Seize the day, or lose the person

In  FT v MM and RM [2019] EWHC 935 (Fam), Russell J has highlighted a real and problematic difference between the ability of the English courts to protect adults removed from this jurisdiction as compared to their ability to protect children.

In 2016 a child with profound learning disabilities, RM (a US citizen), had been removed by his father from this jurisdiction to the United States in face of an order to the contrary from the Family Court.  In proceedings started shortly before RM turned 18, his mother sought his return to England & Wales; his father participated sporadically but made clear that he would not bring him back as he believed it to be in RM’s best interests to remain living in the USA.  Permission had not yet been granted to bring proceedings in the Court of Protection, so matters were considered by the High Court under its inherent jurisdiction.

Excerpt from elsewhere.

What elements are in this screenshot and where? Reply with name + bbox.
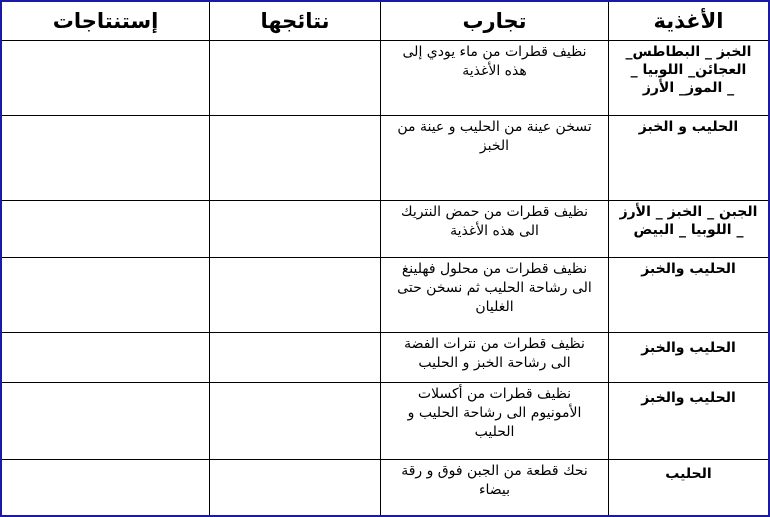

Russell J accepted that the High Court should take the same approach to the determination of RM’s habitual residence as had been taken by Munby J in Re PO [2013] EWHC 3932 (COP), i.e. that the doctrine of perpetuatio fori does not apply, even in the case of wrongful removal, and that habitual residence fell to be at the point when the matter was before the court, as opposed to how they might have stood at the point of removal.   She therefore accepted that RM was, now, habitually resident in the United States.  She also noted that, as RM was a US citizen, it was not obvious what jurisdiction the High Court could be said to retain in light of the finding of the change of habitual residence (by contrast with the position in Al-Jeffery v Al-Jeffery (Vulnerable Adult: British Citizen) [2016] EWHC 2151 in which Holman J confirmed for the that the High Court can exercise its inherent protective jurisdiction over a vulnerable British adult on the basis of their nationality, even if they are not habitually resident in England and Wales).

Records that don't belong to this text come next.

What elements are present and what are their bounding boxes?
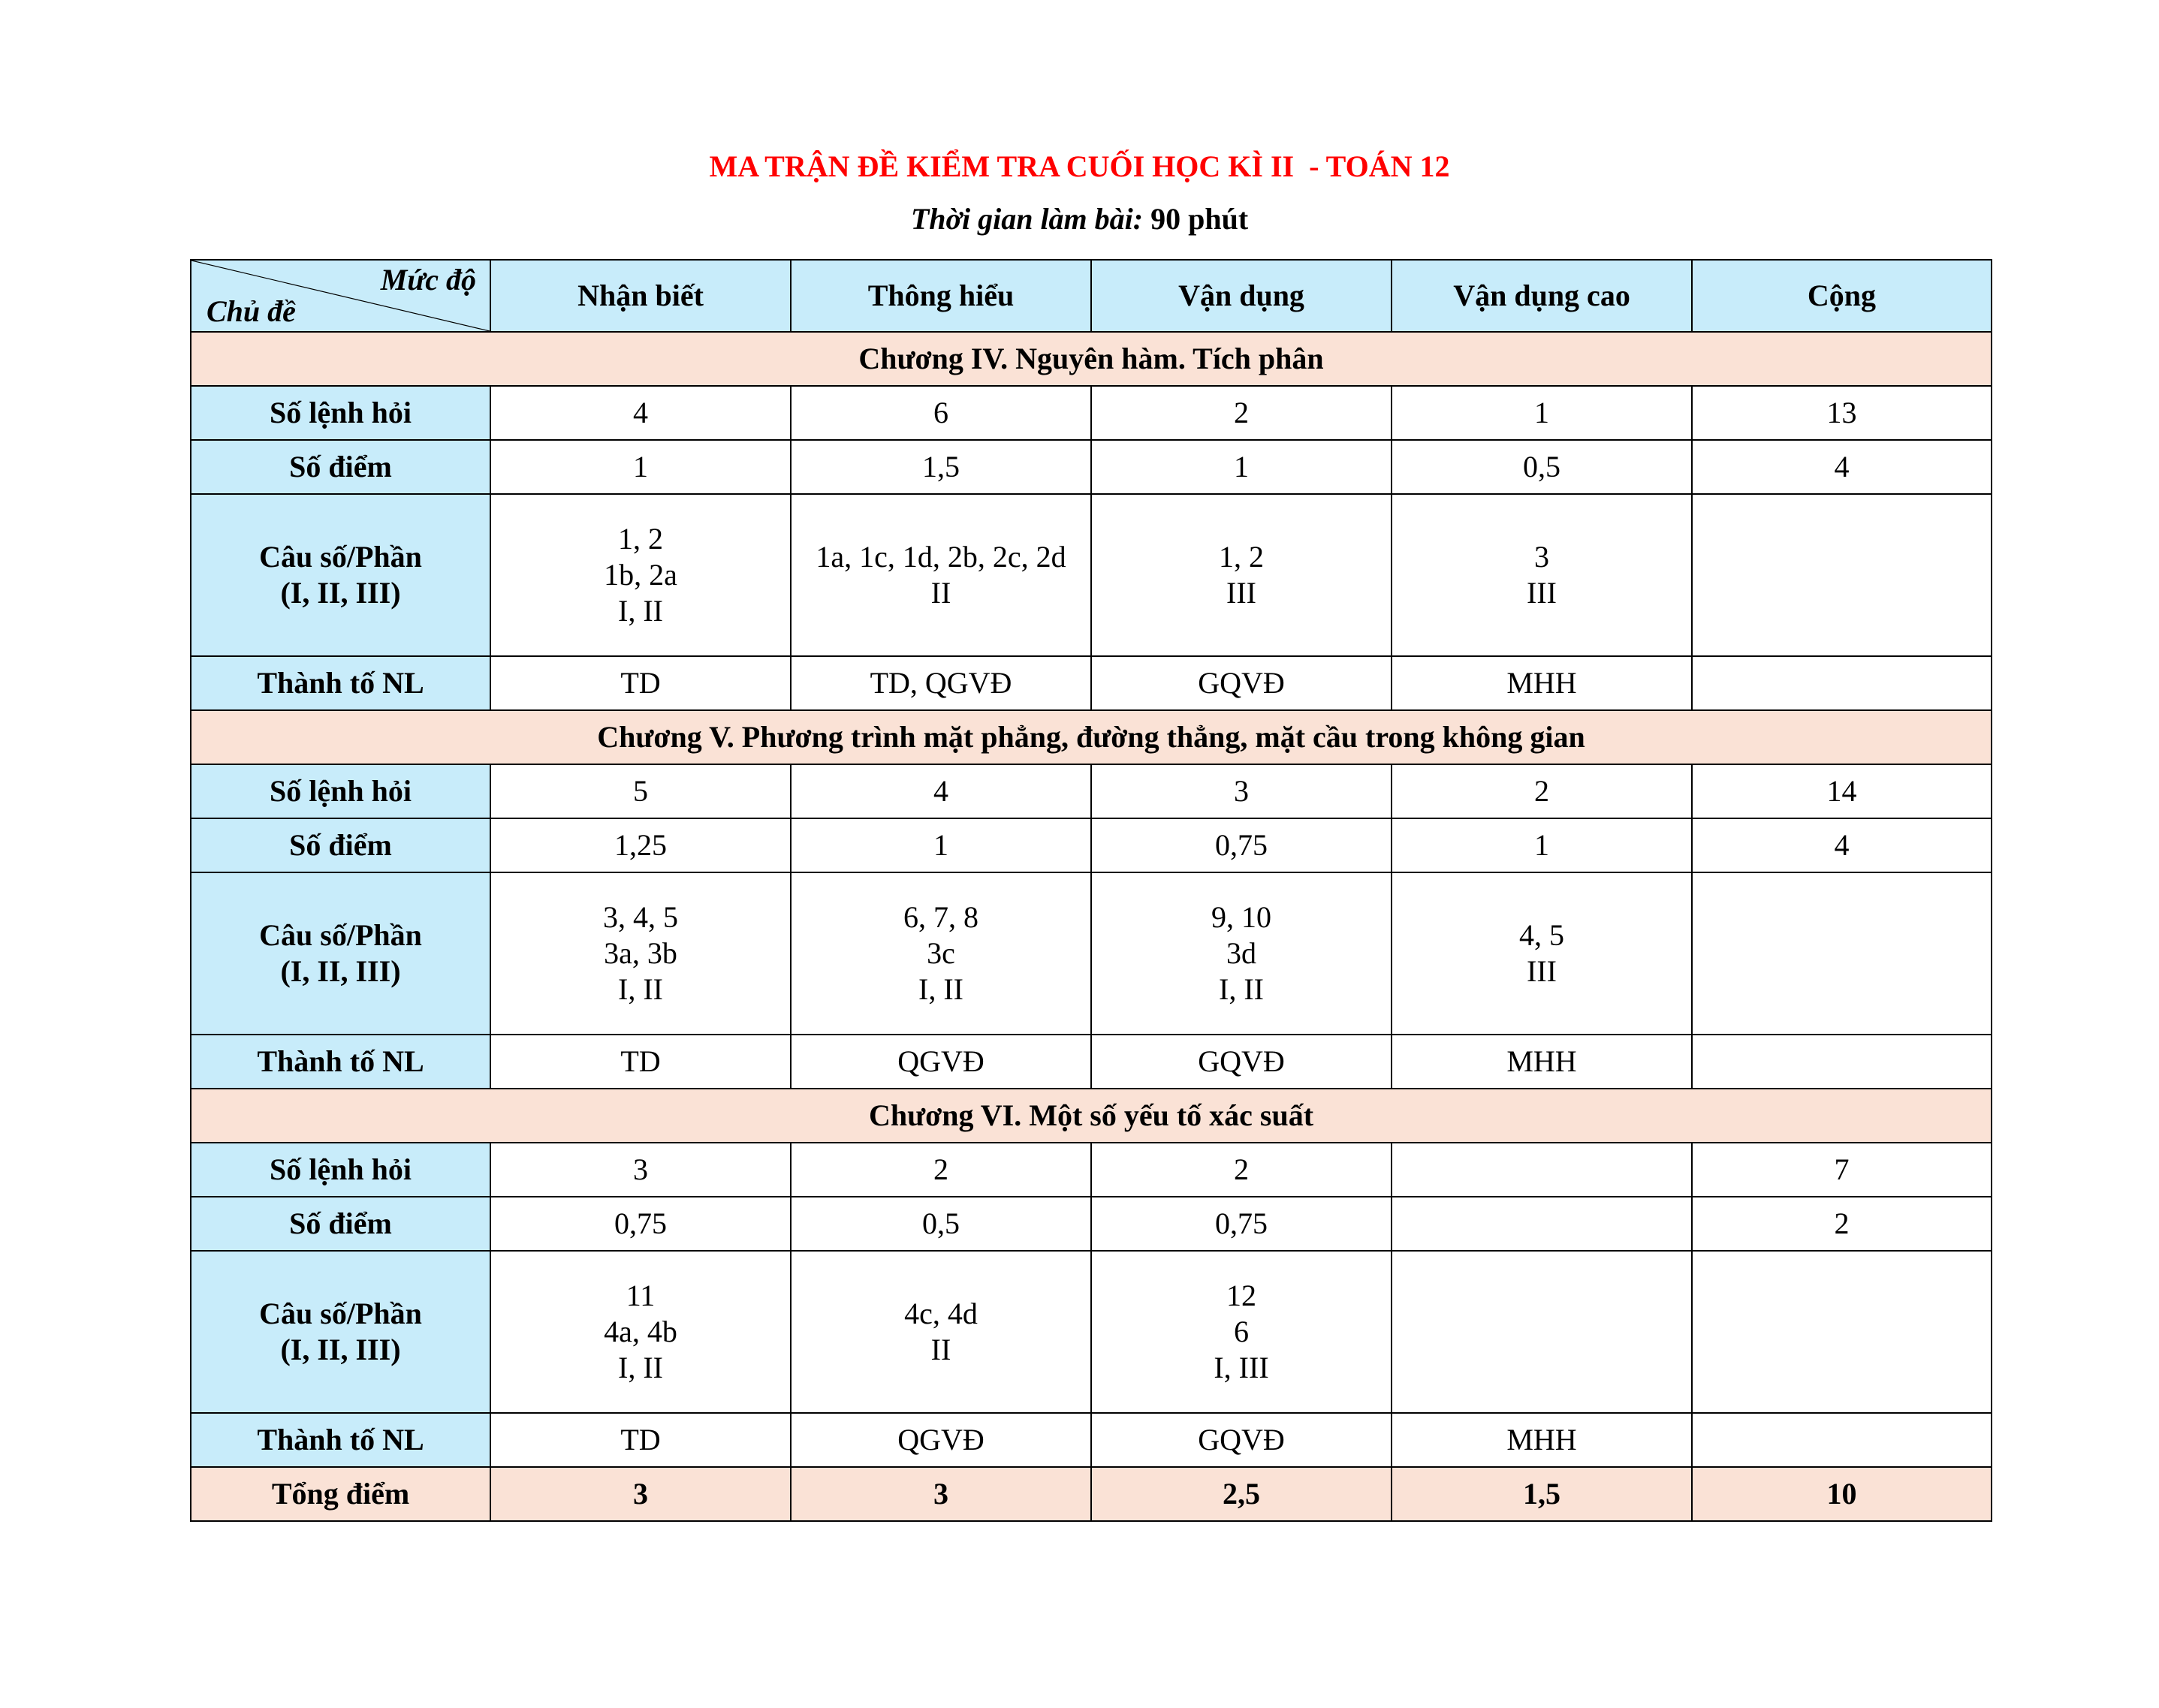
- competency-cell: [1692, 1035, 1992, 1089]
- column-header: Vận dụng: [1091, 260, 1392, 332]
- question-count-cell: 3: [490, 1143, 791, 1197]
- competency-cell: MHH: [1392, 1413, 1692, 1467]
- total-value-cell: 2,5: [1091, 1467, 1392, 1521]
- column-header: Cộng: [1692, 260, 1992, 332]
- row-label-line: Câu số/Phần: [259, 540, 422, 574]
- question-parts-cell: [1692, 872, 1992, 1035]
- question-count-cell: 4: [490, 386, 791, 440]
- question-parts-cell: [1091, 1251, 1392, 1413]
- question-parts-line: III: [1527, 954, 1557, 988]
- points-cell: 1: [490, 440, 791, 494]
- competency-cell: MHH: [1392, 656, 1692, 710]
- question-parts-line: 1, 2: [1219, 540, 1264, 574]
- question-parts-line: I, II: [918, 972, 963, 1006]
- row-label-line: (I, II, III): [280, 1333, 401, 1366]
- row-label-line: Câu số/Phần: [259, 918, 422, 952]
- points-cell: 0,75: [1091, 1197, 1392, 1251]
- question-count-cell: 5: [490, 764, 791, 818]
- question-parts-line: I, II: [618, 972, 663, 1006]
- question-parts-line: 1b, 2a: [604, 558, 677, 592]
- question-parts-line: 6, 7, 8: [903, 900, 978, 934]
- row-label: Số lệnh hỏi: [191, 764, 490, 818]
- row-label: Số lệnh hỏi: [191, 386, 490, 440]
- question-count-cell: 2: [1091, 1143, 1392, 1197]
- question-count-cell: [1392, 1143, 1692, 1197]
- question-parts-cell: [1692, 1251, 1992, 1413]
- questions-row: [191, 386, 1992, 440]
- questions-row: [191, 1143, 1992, 1197]
- question-count-cell: 2: [1091, 386, 1392, 440]
- question-parts-row: [191, 494, 1992, 656]
- points-cell: 1: [1392, 818, 1692, 872]
- question-count-cell: 4: [791, 764, 1091, 818]
- row-label: [191, 872, 490, 1035]
- points-cell: 1,5: [791, 440, 1091, 494]
- competency-cell: [1692, 1413, 1992, 1467]
- matrix-body: [191, 260, 1992, 1521]
- competency-cell: [1692, 656, 1992, 710]
- points-cell: 4: [1692, 818, 1992, 872]
- duration-line: [0, 201, 2159, 236]
- question-parts-cell: [1392, 872, 1692, 1035]
- chapter-title-row: [191, 1089, 1992, 1143]
- competency-row: [191, 656, 1992, 710]
- question-parts-line: 1a, 1c, 1d, 2b, 2c, 2d: [816, 540, 1066, 574]
- question-parts-line: III: [1527, 576, 1557, 610]
- competency-cell: QGVĐ: [791, 1035, 1091, 1089]
- question-parts-line: 3a, 3b: [604, 936, 677, 970]
- chapter-title-row: [191, 710, 1992, 764]
- question-parts-line: 3c: [927, 936, 955, 970]
- chapter-title-row: [191, 332, 1992, 386]
- question-parts-line: III: [1226, 576, 1256, 610]
- total-row: [191, 1467, 1992, 1521]
- question-parts-line: 4c, 4d: [904, 1297, 978, 1330]
- row-label-line: Câu số/Phần: [259, 1297, 422, 1330]
- question-parts-cell: [1091, 494, 1392, 656]
- competency-row: [191, 1413, 1992, 1467]
- competency-cell: TD: [490, 1413, 791, 1467]
- corner-level-label: Mức độ: [380, 263, 476, 297]
- total-value-cell: 10: [1692, 1467, 1992, 1521]
- question-parts-line: I, II: [1219, 972, 1264, 1006]
- points-cell: 2: [1692, 1197, 1992, 1251]
- points-cell: [1392, 1197, 1692, 1251]
- points-cell: 0,75: [1091, 818, 1392, 872]
- question-parts-cell: [791, 872, 1091, 1035]
- question-parts-cell: [1392, 1251, 1692, 1413]
- question-count-cell: 6: [791, 386, 1091, 440]
- total-value-cell: 1,5: [1392, 1467, 1692, 1521]
- question-parts-cell: [1091, 872, 1392, 1035]
- row-label: [191, 1251, 490, 1413]
- row-label: Thành tố NL: [191, 1035, 490, 1089]
- question-parts-cell: [1392, 494, 1692, 656]
- total-value-cell: 3: [791, 1467, 1091, 1521]
- row-label: Thành tố NL: [191, 656, 490, 710]
- competency-cell: TD: [490, 1035, 791, 1089]
- assessment-matrix-table: [190, 259, 1992, 1522]
- row-label: Số điểm: [191, 440, 490, 494]
- corner-cell: [191, 260, 490, 332]
- question-parts-line: 4a, 4b: [604, 1315, 677, 1348]
- competency-cell: TD: [490, 656, 791, 710]
- row-label-line: (I, II, III): [280, 954, 401, 988]
- points-row: [191, 1197, 1992, 1251]
- total-label: Tổng điểm: [191, 1467, 490, 1521]
- competency-cell: GQVĐ: [1091, 1035, 1392, 1089]
- question-parts-line: 6: [1234, 1315, 1249, 1348]
- points-cell: 0,5: [791, 1197, 1091, 1251]
- question-count-cell: 13: [1692, 386, 1992, 440]
- corner-topic-label: Chủ đề: [207, 294, 296, 328]
- column-header: Nhận biết: [490, 260, 791, 332]
- points-row: [191, 818, 1992, 872]
- question-parts-cell: [490, 494, 791, 656]
- question-parts-line: 1, 2: [618, 522, 663, 556]
- chapter-title: Chương V. Phương trình mặt phẳng, đường thẳng, mặt cầu trong không gian: [191, 710, 1992, 764]
- question-parts-cell: [791, 1251, 1091, 1413]
- question-parts-line: 9, 10: [1211, 900, 1271, 934]
- competency-cell: QGVĐ: [791, 1413, 1091, 1467]
- duration-label: Thời gian làm bài:: [910, 202, 1144, 236]
- question-count-cell: 14: [1692, 764, 1992, 818]
- competency-cell: GQVĐ: [1091, 1413, 1392, 1467]
- chapter-title: Chương VI. Một số yếu tố xác suất: [191, 1089, 1992, 1143]
- row-label: Số điểm: [191, 1197, 490, 1251]
- row-label: Số điểm: [191, 818, 490, 872]
- row-label: Thành tố NL: [191, 1413, 490, 1467]
- question-count-cell: 2: [791, 1143, 1091, 1197]
- question-parts-cell: [490, 1251, 791, 1413]
- row-label: [191, 494, 490, 656]
- question-parts-row: [191, 1251, 1992, 1413]
- points-cell: 0,75: [490, 1197, 791, 1251]
- question-parts-line: 3: [1534, 540, 1549, 574]
- chapter-title: Chương IV. Nguyên hàm. Tích phân: [191, 332, 1992, 386]
- points-cell: 1: [1091, 440, 1392, 494]
- points-row: [191, 440, 1992, 494]
- question-parts-line: I, III: [1214, 1351, 1269, 1384]
- question-count-cell: 7: [1692, 1143, 1992, 1197]
- question-parts-line: II: [930, 1333, 951, 1366]
- question-parts-line: 11: [626, 1279, 656, 1312]
- question-parts-line: 12: [1226, 1279, 1256, 1312]
- duration-value: 90 phút: [1150, 202, 1249, 236]
- competency-cell: GQVĐ: [1091, 656, 1392, 710]
- question-count-cell: 1: [1392, 386, 1692, 440]
- row-label: Số lệnh hỏi: [191, 1143, 490, 1197]
- points-cell: 1: [791, 818, 1091, 872]
- column-header: Vận dụng cao: [1392, 260, 1692, 332]
- column-header: Thông hiểu: [791, 260, 1091, 332]
- competency-cell: MHH: [1392, 1035, 1692, 1089]
- points-cell: 1,25: [490, 818, 791, 872]
- competency-row: [191, 1035, 1992, 1089]
- question-count-cell: 3: [1091, 764, 1392, 818]
- points-cell: 0,5: [1392, 440, 1692, 494]
- question-parts-row: [191, 872, 1992, 1035]
- total-value-cell: 3: [490, 1467, 791, 1521]
- question-count-cell: 2: [1392, 764, 1692, 818]
- question-parts-line: 3, 4, 5: [603, 900, 678, 934]
- points-cell: 4: [1692, 440, 1992, 494]
- question-parts-line: I, II: [618, 1351, 663, 1384]
- question-parts-line: I, II: [618, 594, 663, 628]
- question-parts-cell: [1692, 494, 1992, 656]
- document-title: MA TRẬN ĐỀ KIỂM TRA CUỐI HỌC KÌ II - TOÁN 12: [709, 149, 1450, 183]
- question-parts-cell: [791, 494, 1091, 656]
- question-parts-cell: [490, 872, 791, 1035]
- question-parts-line: 4, 5: [1519, 918, 1564, 952]
- row-label-line: (I, II, III): [280, 576, 401, 610]
- competency-cell: TD, QGVĐ: [791, 656, 1091, 710]
- questions-row: [191, 764, 1992, 818]
- question-parts-line: 3d: [1226, 936, 1256, 970]
- question-parts-line: II: [930, 576, 951, 610]
- header-row: [191, 260, 1992, 332]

Even were RM to be habitually resident in England and Wales, Russell J found, there was no readily available legal mechanism to seek to compel his return, the US authorities being neither willing nor able to take steps to return a US citizen to the UK in such circumstances.  Directing herself by reference to Re MM (A Patient) [2017] EWCA Civ 34, she noted that further court orders “would appear to have little or no prospect of success, and in any case, there are good grounds for finding that a return to this jurisdiction are not in RM’s best interests unlike MM in the above case.”

The case therefore stands as a fresh reminder that where an adult has been abducted from England & Wales – including across the border to the ‘foreign’ jurisdiction of Scotland – it is vitally important to ensure that the court (the Court of Protection if they lack capacity, the High Court if they have capacity and are vulnerable) is approached as soon as possible so that consideration can be taken as to what steps should be taken without the added complication of a potential loss of jurisdiction through simple loss of time.